The day before the conference opened, some participants were invited to tour the anti-missile and rocket defenses—a source of enormous national pride, but still highly sensitive.

The tour began not far from Ashkelon, a city of about 110,000 in the Negev, which the anti-aircraft system is supposed to protect. Developed by Rafael Advanced Defense Systems, the system is mobile and is designed to intercept and destroy short-range threats up to 70 kilometers no matter the weather. Initially deployed last March, the system reportedly intercepted a Grad rocket launched from Gaza for the first time last April. Late last year, the Jerusalem Post reported that the system had succeeded in bringing down three quarters of rockets launched by Hamas from Gaza.

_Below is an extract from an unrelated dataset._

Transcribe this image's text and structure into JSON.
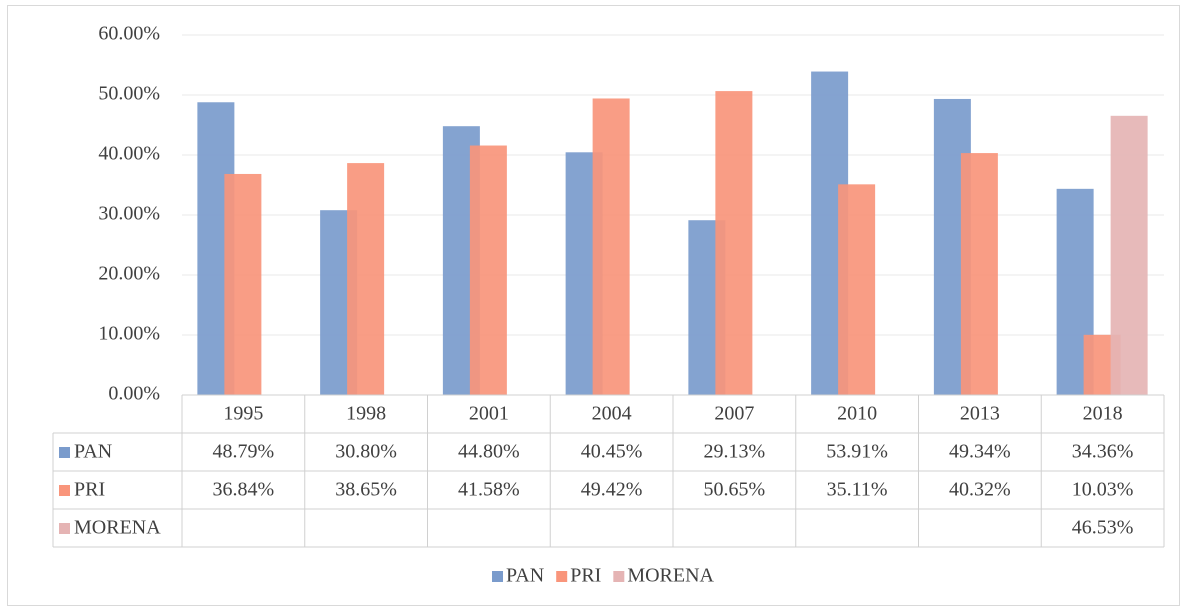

Both the command and control center—the heart of the system, which picks up signals from a fired rocket or heavy artillery—and the launchers it commands are mobile and can be moved on short notice. The wireless command and control center we visited was in the midst of a carrot and cabbage field a few miles from Gaza. While barking dogs protected the adjacent fields, Iron Dome was protecting Ashkelon’s citizens. Scanning the airwaves for signals of rocket fire, the system is monitored by soldiers who watch computer screens inside the command and control center. The command center’s only distinguishing feature is a tall antenna.

The launcher, which resembles a tilted dump truck, was parked next to a tree in the midst of a wheat field. Even closer to the Gaza border, the deceptively innocent-looking interceptors can hit incoming targets at least 300 meters above ground—high enough to avoid hitting civilians on the ground with falling debris. (It only takes between 8 and 9 seconds for a rocket from Gaza to reach the southern area of the city, and between 20 and 30 seconds to strike northern Ashkelon.)

The Iron Dome system will be even more effective when it is integrated with the rest of Israel’s air defense system: the Patriots, which can destroy rockets with a range of up to 200 kilometers; the David Sling, to counter targets with a range of 350 kilometers; and the Arrow, which destroys rockets and missiles with a range of up to 1,000 kilometers.